VegBank deduplication

SALVIAS deduplication

  • SALVIAS contains some records that are in other plots datasources
  • the initial SALVIAS export on nimoy had these removed, but the refresh may still have the duplicates in
  • Brad will e-mail which SALVIAS projects are duplicates

_from Brad:_

I've modified the list of projects to exclude. Here they are:

mysql> select project_id, project_name from projects where project_id IN  (8,9,11,16,18,14,17,23);
+------------+------------------------------------------------+
| project_id | project_name                                   |
+------------+------------------------------------------------+
|          8 | Inventarios de Bosques en Ecuador              |
|          9 | Inventarios de Bosques de la Costa del Ecuador |
|         11 | INW Vegetation Plots                           |
|         14 | Madidi Transects                               |
|         16 | nsf_example                                    |
|         17 | Madidi Permanent Plots                         |
|         18 | SERBO Selva Seca Oaxaca                        |
|         23 | Madidi Savana Line Transects                   |
+------------+------------------------------------------------+
8 rows in set (0.00 sec)

Here's why they need to be excluded:

- Projects 8, 9, and 18 are hidden within the SALVIAS database and are not accessible for download. SALVIAS has agreed not to re-distribute these datasets.
- Project 11 is a duplicate of data in VegBank
- Project 16 is made-up example data for an old NSF proposal
- Projects 14, 17 and 23 should be duplicates of the Madidi data we are receiving directly from Peter Jorgensen

I made a mistake the last time by asking you to exclude the RAINFOR plots (project 5). I had forgotten that we will not be getting a new dump from Oliver Phillips.
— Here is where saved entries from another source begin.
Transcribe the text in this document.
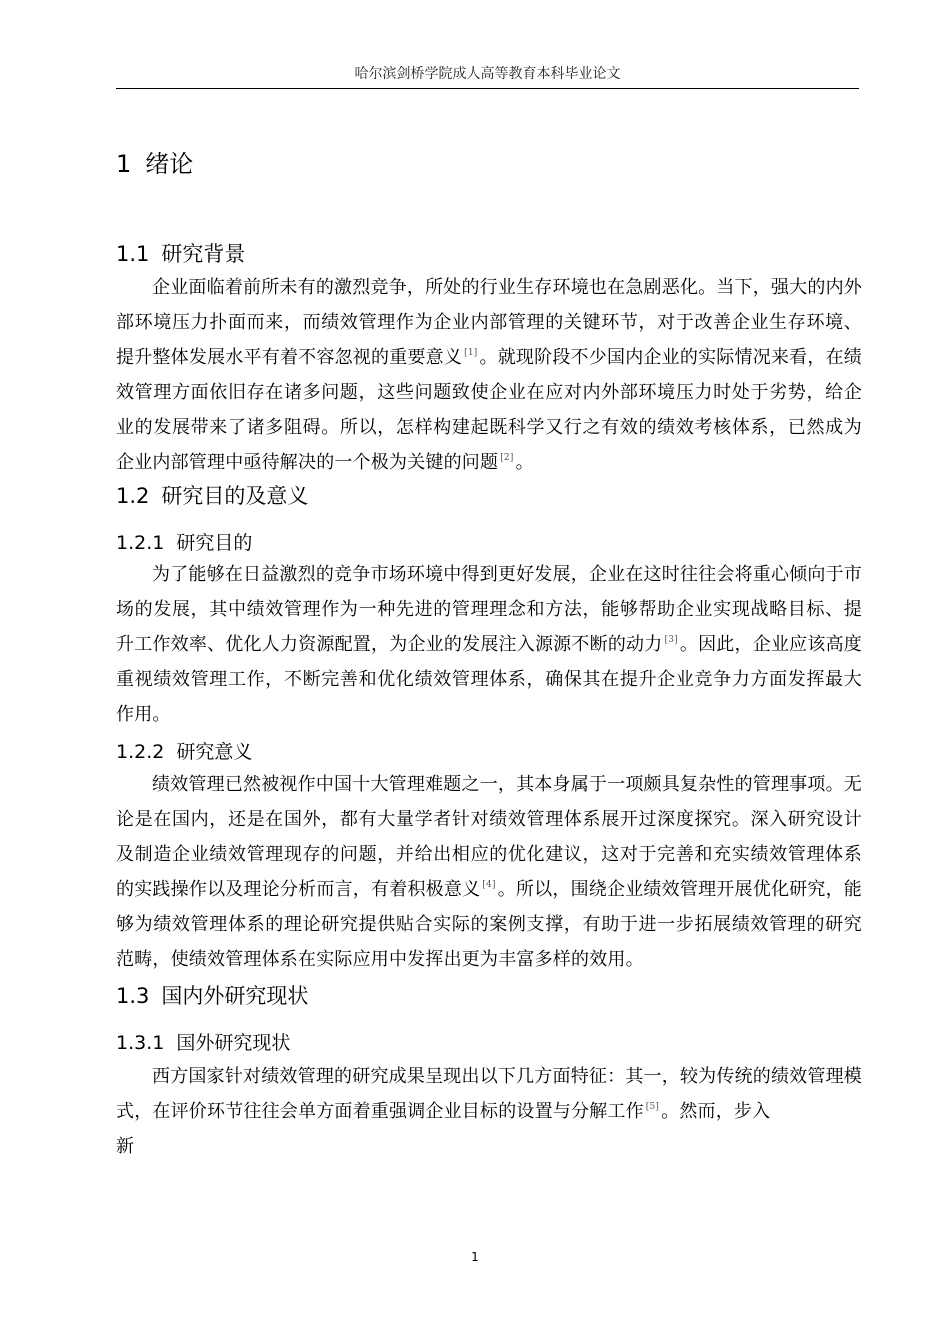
哈尔滨剑桥学院成人高等教育本科毕业论文
1 绪论
1.1 研究背景

企业面临着前所未有的激烈竞争，所处的行业生存环境也在急剧恶化。当下，强大的内外部环境压力扑面而来，而绩效管理作为企业内部管理的关键环节，对于改善企业生存环境、提升整体发展水平有着不容忽视的重要意义 [1] 。就现阶段不少国内企业的实际情况来看，在绩效管理方面依旧存在诸多问题，这些问题致使企业在应对内外部环境压力时处于劣势，给企业的发展带来了诸多阻碍。所以，怎样构建起既科学又行之有效的绩效考核体系，已然成为企业内部管理中亟待解决的一个极为关键的问题 [2] 。

1.2 研究目的及意义
1.2.1 研究目的

为了能够在日益激烈的竞争市场环境中得到更好发展，企业在这时往往会将重心倾向于市场的发展，其中绩效管理作为一种先进的管理理念和方法，能够帮助企业实现战略目标、提升工作效率、优化人力资源配置，为企业的发展注入源源不断的动力 [3] 。因此，企业应该高度重视绩效管理工作，不断完善和优化绩效管理体系，确保其在提升企业竞争力方面发挥最大作用。

1.2.2 研究意义

绩效管理已然被视作中国十大管理难题之一，其本身属于一项颇具复杂性的管理事项。无论是在国内，还是在国外，都有大量学者针对绩效管理体系展开过深度探究。深入研究设计及制造企业绩效管理现存的问题，并给出相应的优化建议，这对于完善和充实绩效管理体系的实践操作以及理论分析而言，有着积极意义 [4] 。所以，围绕企业绩效管理开展优化研究，能够为绩效管理体系的理论研究提供贴合实际的案例支撑，有助于进一步拓展绩效管理的研究范畴，使绩效管理体系在实际应用中发挥出更为丰富多样的效用。

1.3 国内外研究现状
1.3.1 国外研究现状

西方国家针对绩效管理的研究成果呈现出以下几方面特征：其一，较为传统的绩效管理模式，在评价环节往往会单方面着重强调企业目标的设置与分解工作 [5] 。然而，步入
新

1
Please be sure to include project 5 from SALVIAS.

To do for Brad

SALVIAS deduplication

  • e-mail the list of SALVIAS projects that are also in other datasources

To do for Paul

most important:

  1. provide the psql commands to run numbered steps that are .sql scripts instead of .sh shell scripts:
    1. step 5. geonames.sql
      psql -e --set ON_ERROR_STOP=1 -d geoscrub < geonames.sql # run as DB superuser
    2. step 6. geovalidate.sql
      psql -e --set ON_ERROR_STOP=1 -d geoscrub < geovalidate.sql # run as DB superuser
    3. step 3. geonames-to-gadm.sql

also:

  1. add any in-progress scripts to svn
  2. explain which steps the new scripts are used for: they are called by the new headless scripts
    • geonames-to-gadm.*.sql
    • update.*.sql
  3. create shell scripts to run steps 1-3 and 4-6

To do for Aaron

validation

VegBank deduplication

  • remove CVS plots from VegBank by authorplotcode
    • use list of authorplotcodes in CVS extract, because not all plots use SSN format

SALVIAS deduplication

  • remove Brad's list of duplicated projects from SALVIAS